Лев Жданов - Стрельцы у трона. Русь на переломе
И, поцеловав Хитрово, царевна ушла на свою половину.
Старуха знала, что говорила Софье.
Петр Севастьяныч Хитрово, постельничий Алексея, как раз заступил на свое дежурство, когда теплые сени и два небольших покоя перед опочивальней больного стали наполняться толпой бояр, дворян и стрелецких голов с царевичем Федором и Богданом Хитрово во главе.
Раньше здесь уже дожидался Юрий Долгорукий и с ним еще несколько бояр, чтобы получить вести о здоровье царя.
Их удивило, что царевич явился в сопровождении такой большой свиты, к тому же состоящей из лиц, не причисленных к дворне Федора.
Ответив на поклон Долгорукого и бояр, вставших при появлении царевича, Федор приказал Петру Хитрово:
— Повести батюшку-государя, по зову и приказу ево царскому пришел-де я видеть очи ево светлые. Ежели не почивает, лих, государь.
— Прокинуться изволил, а то почивал ево царская милость, — ответил Петр Хитрово, отдав низкий поклон царевичу. — Сдоложу сей миг… И о тебе, князь, — обратился он к Долгорукому. — И о вас, князья-бояре, — отдавая поклон дяде, Богдану Хитрово, и другим вельможам, вошедшим за царевичем в этот покой. — А ты, отец протопоп, може, один к государю войти пожелаешь? О тебе — чево царю и сказывать? Без доводу вхож, чай, — с новым поклоном обратился он к протопопу Василию.
— Вестимо, чадо мое. Отцу ли духовному можно претити к государю внити, егда возжелает.

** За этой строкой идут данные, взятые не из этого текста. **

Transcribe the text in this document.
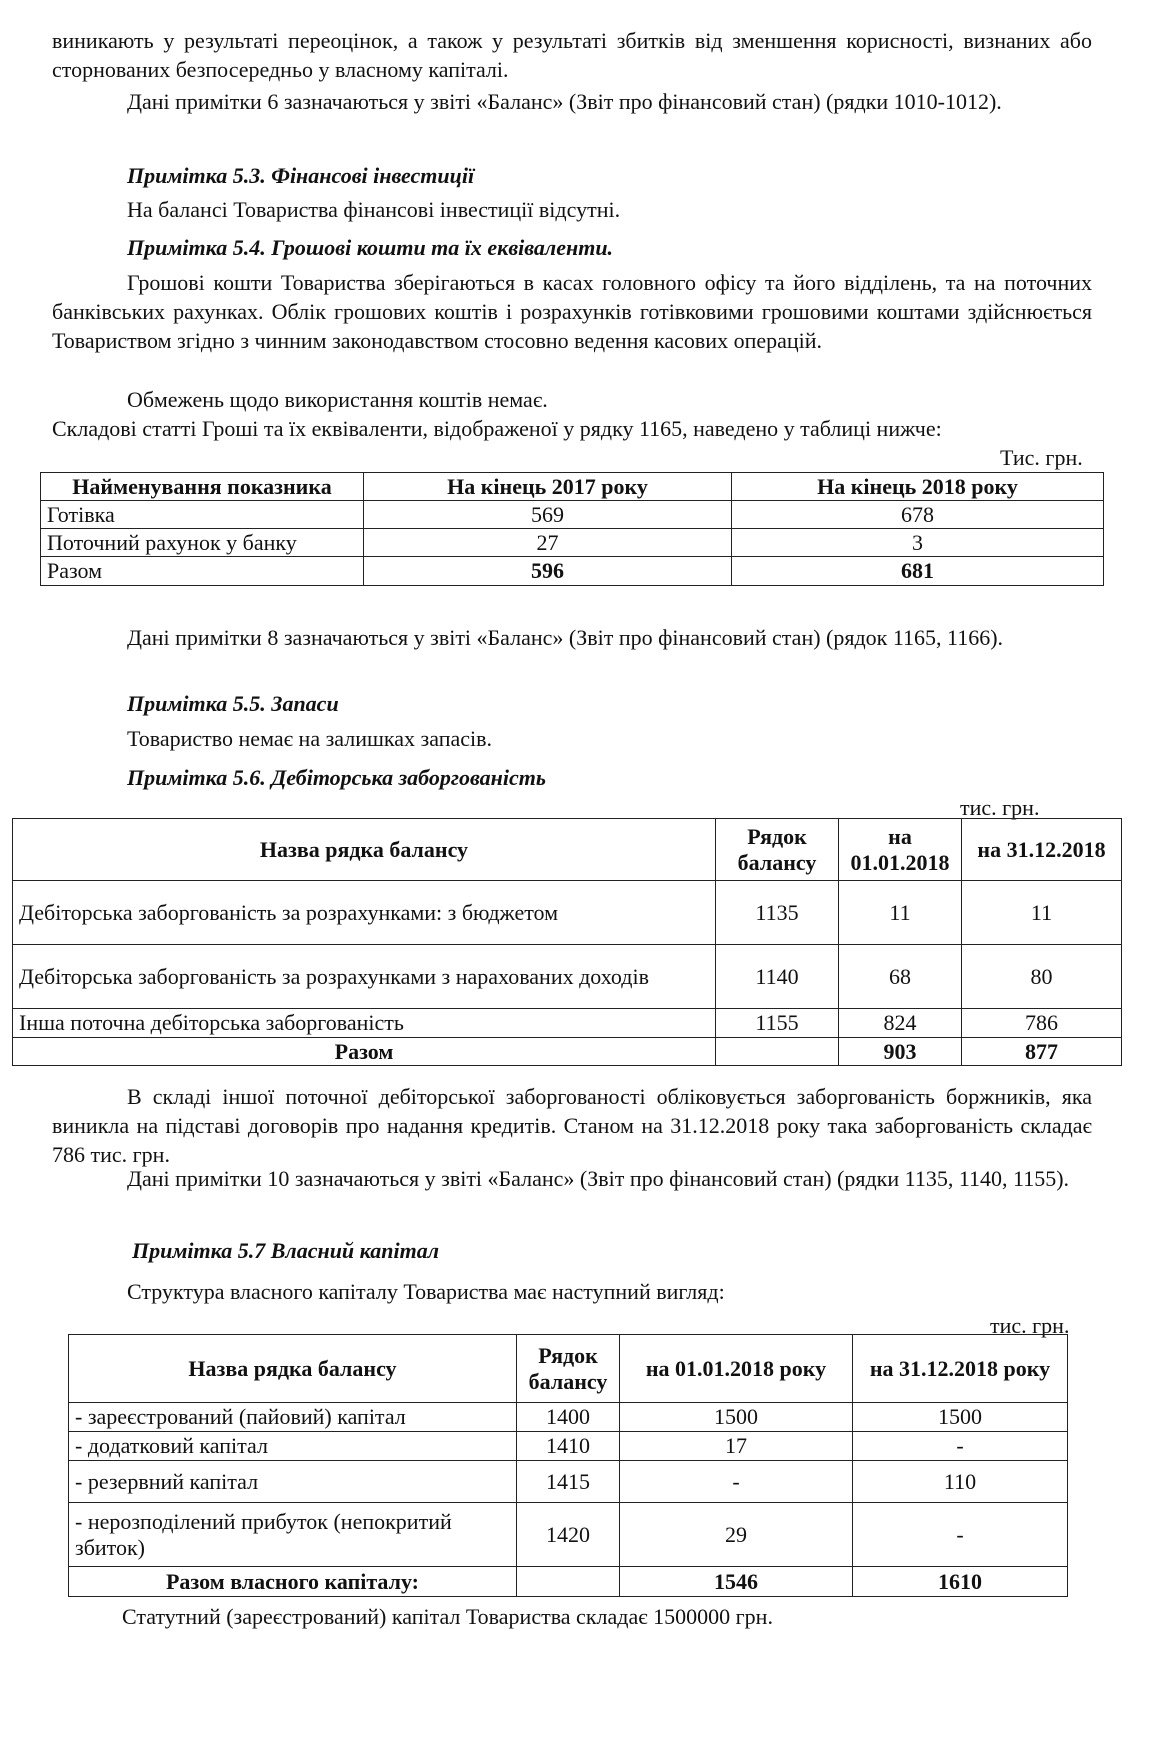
виникають у результаті переоцінок, а також у результаті збитків від зменшення корисності, визнаних або сторнованих безпосередньо у власному капіталі.

Дані примітки 6 зазначаються у звіті «Баланс» (Звіт про фінансовий стан) (рядки 1010-1012).

Примітка 5.3. Фінансові інвестиції

На балансі Товариства фінансові інвестиції відсутні.

Примітка 5.4. Грошові кошти та їх еквіваленти.

Грошові кошти Товариства зберігаються в касах головного офісу та його відділень, та на поточних банківських рахунках. Облік грошових коштів і розрахунків готівковими грошовими коштами здійснюється Товариством згідно з чинним законодавством стосовно ведення касових операцій.

Обмежень щодо використання коштів немає.

Складові статті Гроші та їх еквіваленти, відображеної у рядку 1165, наведено у таблиці нижче:

Тис. грн.

Найменування показника	На кінець 2017 року	На кінець 2018 року
Готівка	569	678
Поточний рахунок у банку	27	3
Разом	596	681

Дані примітки 8 зазначаються у звіті «Баланс» (Звіт про фінансовий стан) (рядок 1165, 1166).

Примітка 5.5. Запаси

Товариство немає на залишках запасів.

Примітка 5.6. Дебіторська заборгованість

тис. грн.

Назва рядка балансу	Рядок балансу	на 01.01.2018	на 31.12.2018
Дебіторська заборгованість за розрахунками: з бюджетом	1135	11	11
Дебіторська заборгованість за розрахунками з нарахованих доходів	1140	68	80
Інша поточна дебіторська заборгованість	1155	824	786
Разом		903	877

В складі іншої поточної дебіторської заборгованості обліковується заборгованість боржників, яка виникла на підставі договорів про надання кредитів. Станом на 31.12.2018 року така заборгованість складає 786 тис. грн.

Дані примітки 10 зазначаються у звіті «Баланс» (Звіт про фінансовий стан) (рядки 1135, 1140, 1155).

Примітка 5.7 Власний капітал

Структура власного капіталу Товариства має наступний вигляд:

тис. грн.

Назва рядка балансу	Рядок балансу	на 01.01.2018 року	на 31.12.2018 року
- зареєстрований (пайовий) капітал	1400	1500	1500
- додатковий капітал	1410	17	-
- резервний капітал	1415	-	110
- нерозподілений прибуток (непокритий збиток)	1420	29	-
Разом власного капіталу:		1546	1610

Статутний (зареєстрований) капітал Товариства складає 1500000 грн.
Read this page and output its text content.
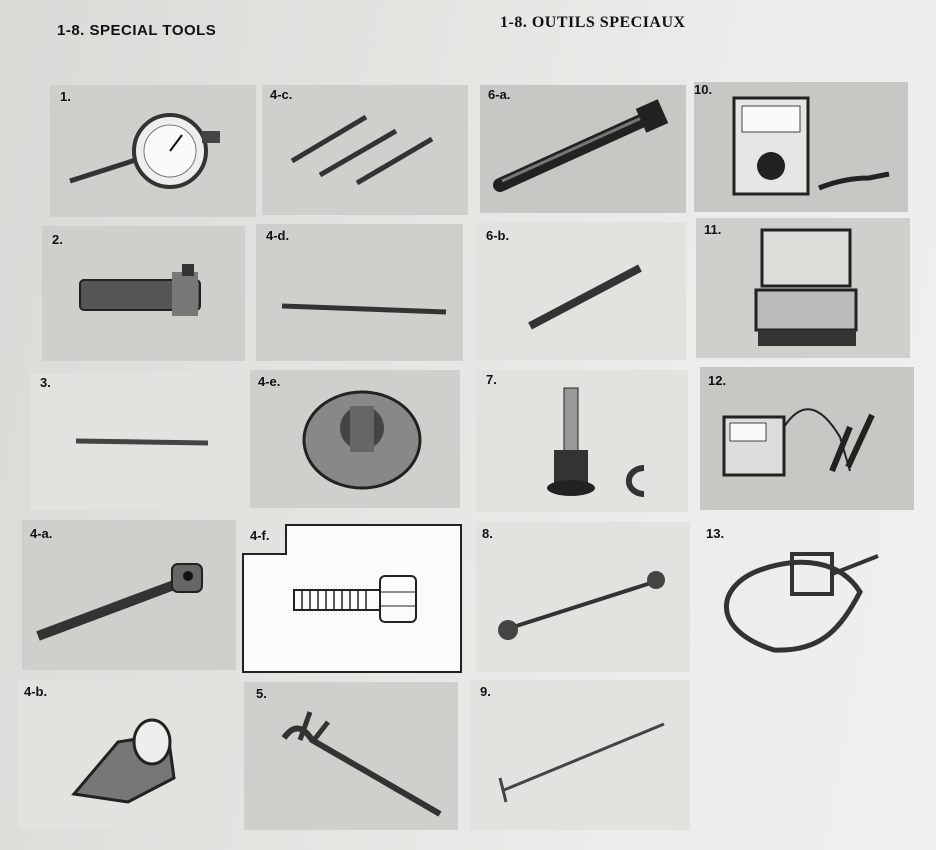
1-8. SPECIAL TOOLS	1-8. OUTILS SPECIAUX
1.	4-c.	6-a.	10.
2.	4-d.	6-b.	11.
3.	4-e.	7.	12.
4-a.	4-f.	8.	13.
4-b.	5.	9.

И первым, следом за спальником, прошел духовник Алексея к нему в опочивальню.
— Поизволь войтить, царевич, к царю-государю. А и вас всех, князья и бояре, жалует царь милостью, зовет пред очи свои, — объявил через несколько минут тот же Петр Хитрово, появляясь на пороге и пропуская царевича первым в опочивальню. После других проскользнул туда же и думный дьяк Титов, в широких карманах которого всегда находился особый «каламарь», длинный ящичек со всеми принадлежностями для письма и куски хартии разной величины.
Сейчас же почти этот покой, опустелый после ухода бояр, наполнился всеми, кто оставался в соседней горнице и в сенях.
Кой-кто стал заглядывать в опочивальню через полураскрытую дверь и прислушиваться, что там происходит, сообщая негромко обо всем тем, кто стоял подальше.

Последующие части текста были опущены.